Added the last modified date.

I don't think this is used in Notebooks. It is used in Coastlines and other places.

From more testing, I'm not sure it makes a massive difference, but I think it's worth having as an option still.

robbibt commented 7 months ago

This is fantastic @alexgleith! As someone from a non-ICT background I don't really have as good an understanding of this stuff as I should - any chance you could add one additional sentence to the doc string explaining why/when using threads vs processes might be a better option? (just something not super technical to help beginner users make a more informed choice)

alexgleith commented 7 months ago

No worries, @robbibt. Done.

The longer explanation from my (still kind of lay person) view is that a process is a whole new operation, whereas a thread is running in the existing operation. Think of it as like spawning a new machine (process) to do some work, instead of doing another piece of work on the existing machine (thread).

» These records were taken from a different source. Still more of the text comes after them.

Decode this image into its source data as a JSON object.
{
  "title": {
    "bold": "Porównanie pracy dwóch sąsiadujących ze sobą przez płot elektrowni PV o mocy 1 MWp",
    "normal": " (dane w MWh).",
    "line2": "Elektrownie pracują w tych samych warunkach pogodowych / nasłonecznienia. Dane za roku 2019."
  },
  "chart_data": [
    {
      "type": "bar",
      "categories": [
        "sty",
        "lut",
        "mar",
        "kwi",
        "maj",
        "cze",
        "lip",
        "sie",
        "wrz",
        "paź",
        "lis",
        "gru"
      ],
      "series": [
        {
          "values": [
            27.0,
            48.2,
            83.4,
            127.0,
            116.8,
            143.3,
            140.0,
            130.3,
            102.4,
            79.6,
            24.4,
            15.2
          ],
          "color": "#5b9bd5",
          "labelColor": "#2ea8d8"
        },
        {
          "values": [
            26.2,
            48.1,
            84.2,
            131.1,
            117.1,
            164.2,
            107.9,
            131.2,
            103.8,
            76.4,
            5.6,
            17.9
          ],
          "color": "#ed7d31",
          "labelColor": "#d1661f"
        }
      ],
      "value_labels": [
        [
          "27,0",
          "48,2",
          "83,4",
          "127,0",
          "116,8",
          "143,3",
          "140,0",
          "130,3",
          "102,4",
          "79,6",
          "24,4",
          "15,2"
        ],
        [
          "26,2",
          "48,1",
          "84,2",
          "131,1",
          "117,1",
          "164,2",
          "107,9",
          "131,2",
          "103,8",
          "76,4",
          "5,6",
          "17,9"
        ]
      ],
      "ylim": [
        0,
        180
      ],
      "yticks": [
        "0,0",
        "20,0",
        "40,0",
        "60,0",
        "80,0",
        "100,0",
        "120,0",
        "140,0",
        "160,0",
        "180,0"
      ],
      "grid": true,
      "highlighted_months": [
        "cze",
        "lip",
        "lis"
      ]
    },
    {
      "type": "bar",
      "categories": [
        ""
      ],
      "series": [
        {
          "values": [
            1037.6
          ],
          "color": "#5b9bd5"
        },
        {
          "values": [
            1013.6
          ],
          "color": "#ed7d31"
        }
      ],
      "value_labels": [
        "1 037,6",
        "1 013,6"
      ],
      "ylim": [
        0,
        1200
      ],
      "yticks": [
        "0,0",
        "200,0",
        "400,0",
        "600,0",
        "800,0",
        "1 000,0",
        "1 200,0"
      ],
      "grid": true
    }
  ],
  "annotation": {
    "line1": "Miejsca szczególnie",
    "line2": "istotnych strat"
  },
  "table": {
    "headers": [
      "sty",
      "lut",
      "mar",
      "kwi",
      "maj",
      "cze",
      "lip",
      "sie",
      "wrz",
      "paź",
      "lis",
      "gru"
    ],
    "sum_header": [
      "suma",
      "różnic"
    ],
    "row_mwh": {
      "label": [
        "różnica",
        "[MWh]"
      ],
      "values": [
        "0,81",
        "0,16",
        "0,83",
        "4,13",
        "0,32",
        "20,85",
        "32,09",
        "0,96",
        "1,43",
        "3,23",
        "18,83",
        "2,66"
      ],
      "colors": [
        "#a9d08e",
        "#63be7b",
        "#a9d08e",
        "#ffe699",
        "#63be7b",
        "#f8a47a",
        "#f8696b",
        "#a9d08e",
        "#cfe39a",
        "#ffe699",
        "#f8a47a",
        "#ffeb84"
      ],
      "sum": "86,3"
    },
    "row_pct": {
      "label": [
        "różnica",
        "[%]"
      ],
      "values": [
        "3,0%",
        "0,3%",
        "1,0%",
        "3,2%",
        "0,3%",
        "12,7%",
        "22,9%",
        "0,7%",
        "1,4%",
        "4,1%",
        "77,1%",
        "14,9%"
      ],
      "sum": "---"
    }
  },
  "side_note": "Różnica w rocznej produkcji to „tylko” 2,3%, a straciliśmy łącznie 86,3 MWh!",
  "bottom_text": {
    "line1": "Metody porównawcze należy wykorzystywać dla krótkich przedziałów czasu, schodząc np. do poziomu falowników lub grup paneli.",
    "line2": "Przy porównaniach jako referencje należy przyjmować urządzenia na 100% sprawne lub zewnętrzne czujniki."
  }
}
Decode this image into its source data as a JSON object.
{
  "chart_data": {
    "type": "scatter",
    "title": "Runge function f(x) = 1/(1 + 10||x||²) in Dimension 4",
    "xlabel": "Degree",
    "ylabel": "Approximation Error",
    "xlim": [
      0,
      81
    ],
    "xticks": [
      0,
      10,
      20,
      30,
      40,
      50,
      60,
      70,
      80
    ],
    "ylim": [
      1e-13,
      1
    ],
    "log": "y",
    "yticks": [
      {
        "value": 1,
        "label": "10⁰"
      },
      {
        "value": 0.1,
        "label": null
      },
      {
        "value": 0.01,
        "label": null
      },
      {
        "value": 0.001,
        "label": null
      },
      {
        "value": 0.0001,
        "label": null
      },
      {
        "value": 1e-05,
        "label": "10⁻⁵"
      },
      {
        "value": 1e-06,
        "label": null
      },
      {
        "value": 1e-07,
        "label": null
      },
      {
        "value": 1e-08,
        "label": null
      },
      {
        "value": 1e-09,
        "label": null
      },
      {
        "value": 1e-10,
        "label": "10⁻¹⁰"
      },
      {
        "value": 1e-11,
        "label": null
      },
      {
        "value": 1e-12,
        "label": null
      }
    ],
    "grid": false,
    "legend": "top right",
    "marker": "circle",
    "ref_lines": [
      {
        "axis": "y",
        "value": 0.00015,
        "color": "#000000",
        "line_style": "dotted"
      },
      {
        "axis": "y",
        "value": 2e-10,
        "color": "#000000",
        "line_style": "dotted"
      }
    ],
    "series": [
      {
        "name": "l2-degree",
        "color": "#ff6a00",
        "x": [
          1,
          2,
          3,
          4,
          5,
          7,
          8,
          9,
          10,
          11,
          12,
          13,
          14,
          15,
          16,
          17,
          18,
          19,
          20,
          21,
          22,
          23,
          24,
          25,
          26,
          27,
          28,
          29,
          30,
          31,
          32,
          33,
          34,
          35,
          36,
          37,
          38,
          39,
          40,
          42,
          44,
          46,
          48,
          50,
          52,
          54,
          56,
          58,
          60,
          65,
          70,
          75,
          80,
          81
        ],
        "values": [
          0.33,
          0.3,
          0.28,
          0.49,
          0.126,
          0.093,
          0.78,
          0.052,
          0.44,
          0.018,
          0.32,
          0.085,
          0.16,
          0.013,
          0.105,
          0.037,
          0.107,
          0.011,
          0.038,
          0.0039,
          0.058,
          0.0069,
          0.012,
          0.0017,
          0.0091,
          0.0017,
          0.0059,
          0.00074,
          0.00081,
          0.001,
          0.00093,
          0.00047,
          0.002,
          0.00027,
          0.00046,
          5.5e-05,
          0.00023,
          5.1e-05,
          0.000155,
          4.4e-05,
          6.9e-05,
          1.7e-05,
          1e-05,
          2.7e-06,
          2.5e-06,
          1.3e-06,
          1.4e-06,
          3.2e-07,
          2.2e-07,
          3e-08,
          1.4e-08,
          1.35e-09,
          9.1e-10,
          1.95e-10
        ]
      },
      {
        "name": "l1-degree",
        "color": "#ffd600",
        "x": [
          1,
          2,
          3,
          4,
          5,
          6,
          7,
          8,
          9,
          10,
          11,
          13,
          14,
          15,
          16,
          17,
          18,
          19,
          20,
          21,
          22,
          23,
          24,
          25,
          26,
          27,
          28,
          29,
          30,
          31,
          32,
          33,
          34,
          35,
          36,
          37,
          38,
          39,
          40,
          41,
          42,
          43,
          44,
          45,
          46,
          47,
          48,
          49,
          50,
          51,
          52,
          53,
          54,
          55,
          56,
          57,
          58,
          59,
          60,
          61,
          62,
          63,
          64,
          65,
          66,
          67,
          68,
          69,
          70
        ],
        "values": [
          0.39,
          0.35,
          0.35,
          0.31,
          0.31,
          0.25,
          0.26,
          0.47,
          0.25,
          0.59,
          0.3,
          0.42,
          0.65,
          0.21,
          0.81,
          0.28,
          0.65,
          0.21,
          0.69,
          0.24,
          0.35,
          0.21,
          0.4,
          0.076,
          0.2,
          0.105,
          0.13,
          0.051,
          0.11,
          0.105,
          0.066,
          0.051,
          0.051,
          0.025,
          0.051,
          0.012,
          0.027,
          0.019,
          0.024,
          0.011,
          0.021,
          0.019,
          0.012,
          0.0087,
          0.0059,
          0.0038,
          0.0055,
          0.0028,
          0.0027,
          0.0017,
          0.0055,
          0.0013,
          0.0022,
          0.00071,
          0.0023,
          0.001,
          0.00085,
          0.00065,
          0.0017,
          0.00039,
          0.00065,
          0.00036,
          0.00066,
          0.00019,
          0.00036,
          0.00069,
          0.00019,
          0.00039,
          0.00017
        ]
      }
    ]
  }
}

A process is very much separated, and inter-process communication is hard, whereas threads share a single process, and so can share memory and communicate directly that way.

Being "thread safe" is important too, to stop tasks stomping on each other's memory... I think most of what this function is being used for will be thread safe. Most stuff in Python is thread safe, these days, but it does need consideration.

My $0.02!

alexgleith commented 7 months ago

Ok cool!

I can't merge it in. I have no power here 😆

No rush. Maybe @omad has an opinion still.